Poker Strategy Articles
Bad Beat, Bad Seat - Published: 11/14/2006

Play with the Pros!So you’ve been playing cards for a while now. You’ve paid your dues at the Holdem Tables either online or in live games somewhere local. Maybe you’re a regular at the local card room. They’ve probably even given you a nickname.

Point is, you’re not a newbie anymore. You’re a regular. A player. You’ve got some skills. You know it, and so do other people. You are a player with a decent overall win ratio. Not exactly ready for WSOP, but you can hold your own.

Lately though, it seems, you just can’t grab those monster pots like you used to. In fact, you hate to admit it, but you’re in a rut that is costing you money. Possibly even more than the dough you dropped on your ‘lessons’ when you started playing.

Bad beats. That’s all it is. If you’ve been playing Texas Holdem or any other flavor of Poker for any amount of time, you’ll have heard this term literally hundreds of times after playing for a while.

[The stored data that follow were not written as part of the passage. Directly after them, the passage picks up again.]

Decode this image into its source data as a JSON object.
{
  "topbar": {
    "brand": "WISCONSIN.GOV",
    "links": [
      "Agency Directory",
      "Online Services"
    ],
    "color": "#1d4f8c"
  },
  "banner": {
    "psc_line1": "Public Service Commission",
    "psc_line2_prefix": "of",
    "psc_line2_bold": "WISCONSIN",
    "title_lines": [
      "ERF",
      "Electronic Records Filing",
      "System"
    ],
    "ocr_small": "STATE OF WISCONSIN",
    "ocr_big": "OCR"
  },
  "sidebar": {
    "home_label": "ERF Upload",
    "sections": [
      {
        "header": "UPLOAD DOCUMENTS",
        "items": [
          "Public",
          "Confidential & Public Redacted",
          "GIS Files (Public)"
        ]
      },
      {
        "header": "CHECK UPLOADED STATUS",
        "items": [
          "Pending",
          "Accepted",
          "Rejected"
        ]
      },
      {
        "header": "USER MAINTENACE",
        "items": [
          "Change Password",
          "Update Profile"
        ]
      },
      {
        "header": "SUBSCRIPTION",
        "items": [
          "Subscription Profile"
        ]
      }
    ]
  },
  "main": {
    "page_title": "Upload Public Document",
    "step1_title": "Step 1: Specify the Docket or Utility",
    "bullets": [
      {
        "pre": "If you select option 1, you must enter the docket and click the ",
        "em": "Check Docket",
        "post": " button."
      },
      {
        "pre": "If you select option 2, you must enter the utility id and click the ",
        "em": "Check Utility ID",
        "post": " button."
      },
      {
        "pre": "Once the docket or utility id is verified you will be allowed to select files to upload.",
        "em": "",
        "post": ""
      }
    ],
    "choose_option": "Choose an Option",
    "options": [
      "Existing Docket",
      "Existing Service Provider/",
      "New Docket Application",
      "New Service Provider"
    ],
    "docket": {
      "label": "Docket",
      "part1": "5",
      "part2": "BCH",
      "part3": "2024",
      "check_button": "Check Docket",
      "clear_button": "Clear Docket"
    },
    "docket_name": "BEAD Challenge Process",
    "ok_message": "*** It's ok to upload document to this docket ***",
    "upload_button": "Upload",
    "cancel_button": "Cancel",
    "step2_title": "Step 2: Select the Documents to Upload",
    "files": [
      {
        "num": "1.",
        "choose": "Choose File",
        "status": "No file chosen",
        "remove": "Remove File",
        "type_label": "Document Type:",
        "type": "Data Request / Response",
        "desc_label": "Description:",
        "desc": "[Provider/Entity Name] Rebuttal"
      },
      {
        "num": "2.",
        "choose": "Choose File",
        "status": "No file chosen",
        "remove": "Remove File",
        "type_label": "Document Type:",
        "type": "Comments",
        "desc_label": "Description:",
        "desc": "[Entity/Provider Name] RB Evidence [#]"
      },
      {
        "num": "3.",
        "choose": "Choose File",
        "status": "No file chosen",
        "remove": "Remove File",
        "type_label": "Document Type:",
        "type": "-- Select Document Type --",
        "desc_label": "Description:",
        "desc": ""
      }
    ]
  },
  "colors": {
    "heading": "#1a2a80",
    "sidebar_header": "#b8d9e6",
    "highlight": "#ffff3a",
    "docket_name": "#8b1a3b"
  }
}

It’s a very common problem among midrange to semi advanced players, and it’s one that can sneak up on you, steal your wallet, and then convince you that none of it was your fault.

Are they really bad beats?

If you find yourself saying it fairly often, it’s time to ask yourself a tough question. When was the last time you analyzed your play?

When you find yourself tossing out that “bad beat” phrase fairly often, it’s time to step back and find out if the problem is really in your play. Often players that have been in the game for several months will hit a phase where they relax some of the stringent rules they set on themselves when they were much greener.

Of course, they know how to play NOW. They’ve been playing a long time.

Dangerous water to tread in, because it can be an indication that all of the basics you worked so hard to learn in the beginning are now being left at the door when you enter the card room.

An interesting pattern begins to emerge almost every time in this phase of a long-term player’s skill development. I like to call this the ‘bad beat seat’. Which is just a mixture of the phrases - “bad beat’ and “bad seat”. I combined them one day when I heard two players that I’ve played with for a long time use them almost simultaneously.

After watching them play only a couple of hands though, it was obvious that neither was the reason for their losses. They had reverted back to bad play, rookie moves, and flat out tells written all over their faces. They had forgotten everything they had worked so hard to learn, and instead of looking at how to fix it, they decided to revert back to the beginner’s line of thinking and blaming the cards or their seat for losing.

Adding salt to the wound, once you start to consider yourself a “player”, you are usually willing to risk a little more money. Which can be financially painful if you happen to also be in this denial phase.

Bad beats are rare. They really are. When is the last time you were at a table and saw a single out straight flush beat? Doesn’t happen very often, that’s for sure. If you’ve been playing for quite a while and are telling yourself that it was just a bad night, full of bad beats, you’re in one serious rut, one that can only be cured by you.

It’s not bad beats, it’s not bad cards. It’s laziness. It’s cocky and lazy card play that can cost you some serious money.

How do you fix it? Texas Holdem is definitely not a team sport. No coach to give you a pep talk, no team mates to tell you when you need to get it together. Just the opposite. Your card room ‘buddies’ are glad to see you in this space. It means that they can take advantage of it and pull some cash out of you.

So YOU have to be the coach. You have to give yourself the pep talk. Most importantly, you have to get out the mental playbook and go back to what you learned that brought you this far.

When you get tired of losing, and you get tired of blaming everything and everyone but the real culprit, you will find yourself at this turning point. This is when average to good players can become great players. Because you can now step across that line and move into the advanced lessons still ahead.

However, without the basic arsenal fully embedded in the core of your being, you’ll never achieve anything above mediocre status. You’ll find yourself in that same crummy card room twenty years from now, asking the dealer if you can change your seat.